There is "no evidence" that professors at Columbia University made anti-Semitic statements to intimidate Jewish students in classes, according to a university report released Thursday.
But the report did identify one instance where a professor "exceeded commonly accepted bounds" of behavior when he angrily implied a student should leave his classroom after she defended Israel's conduct toward Palestinians. The professor has repeatedly denied the allegations.
The findings discounted all other reported incidents of intimidation as within the bounds of acceptable academic debate.
"Many of the matters brought before us did not, in our opinion, constitute the basis for formal grievances but were issues that warranted sympathetic hearing and an appropriate university response," said the report.

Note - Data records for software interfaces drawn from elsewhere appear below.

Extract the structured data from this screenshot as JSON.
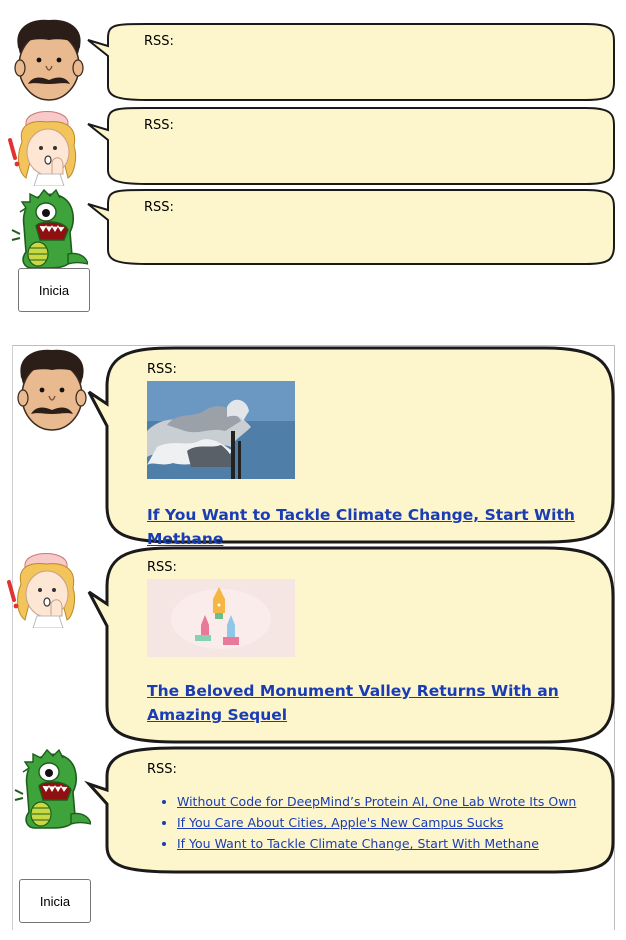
{
  "rss_label": "RSS:",
  "start_button_label": "Inicia",
  "panel_top": {
    "bubbles": [
      {
        "avatar": "man-with-mustache-icon"
      },
      {
        "avatar": "nurse-icon"
      },
      {
        "avatar": "green-dinosaur-icon"
      }
    ]
  },
  "panel_bottom": {
    "bubble1": {
      "avatar": "man-with-mustache-icon",
      "image": "smokestacks-photo",
      "title": "If You Want to Tackle Climate Change, Start With Methane"
    },
    "bubble2": {
      "avatar": "nurse-icon",
      "image": "monument-valley-game-art",
      "title": "The Beloved Monument Valley Returns With an Amazing Sequel"
    },
    "bubble3": {
      "avatar": "green-dinosaur-icon",
      "links": [
        "Without Code for DeepMind’s Protein AI, One Lab Wrote Its Own",
        "If You Care About Cities, Apple's New Campus Sucks",
        "If You Want to Tackle Climate Change, Start With Methane"
      ]
    }
  },
  "colors": {
    "bubble_fill": "#fdf6cc",
    "bubble_stroke": "#1a1a1a",
    "link": "#1a3db5"
  }
}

"We therefore recommend consideration of a common, central university site to which students, faculty and administrators could turn to express concerns, though not necessarily grievances, about the quality of their experience at Columbia," it said.

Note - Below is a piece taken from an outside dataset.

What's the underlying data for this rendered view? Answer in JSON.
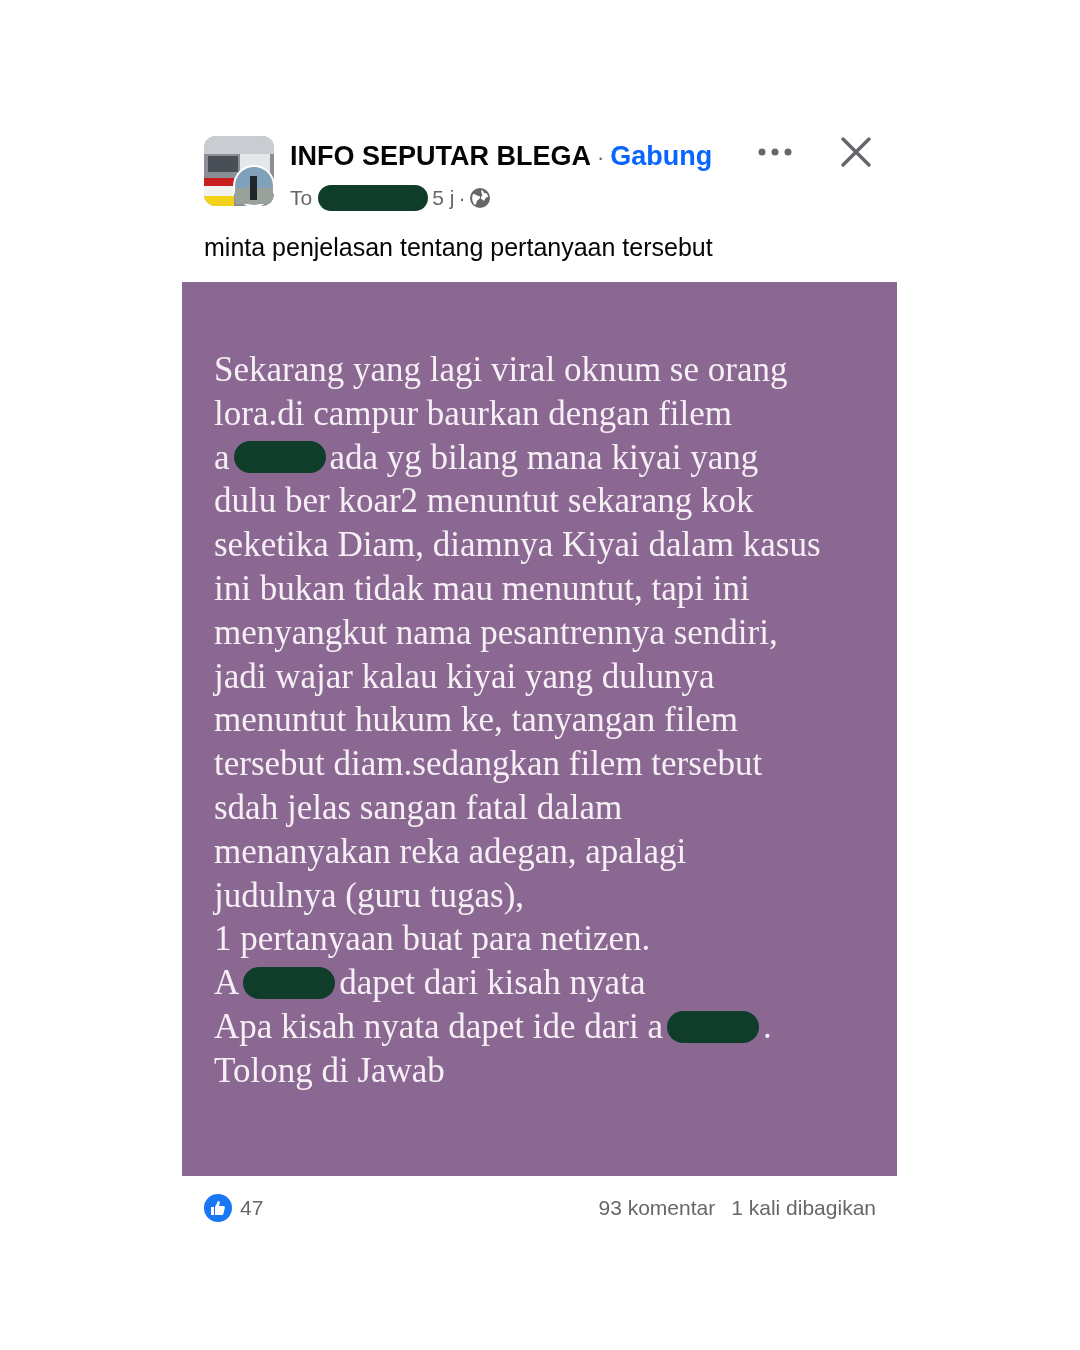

The committee criticized the university for failing to address the complaints promptly enough, allowing "outside advocacy groups devoted to purposes tangential to those of the university ... to intervene."
The university's president, Lee Bollinger, ordered the investigation after a group of students made a video alleging that Middle Eastern studies professors had harassed them. The video was funded by the David Project, a Boston-based pro-Israel group.
The committee interviewed 62 students, faculty members, administrators and alumni, and accepted written statements from more than 60 others. Some advocates of the students have criticized the committee's makeup, noting it included several faculty members who have expressed anti-Israel views.
"Our investigation into the matters considered in this report leads us to urge that whatever the particular structures adopted in each unit, they be accessible, transparent, geared toward the speedy resolution of complaints and the appropriate protection of privacy, and that the university devise ways to educate all members of the community as to their existence and proper use," the report said.
"Having good procedures in place is imperative, but widespread knowledge about them is equally important," said the report.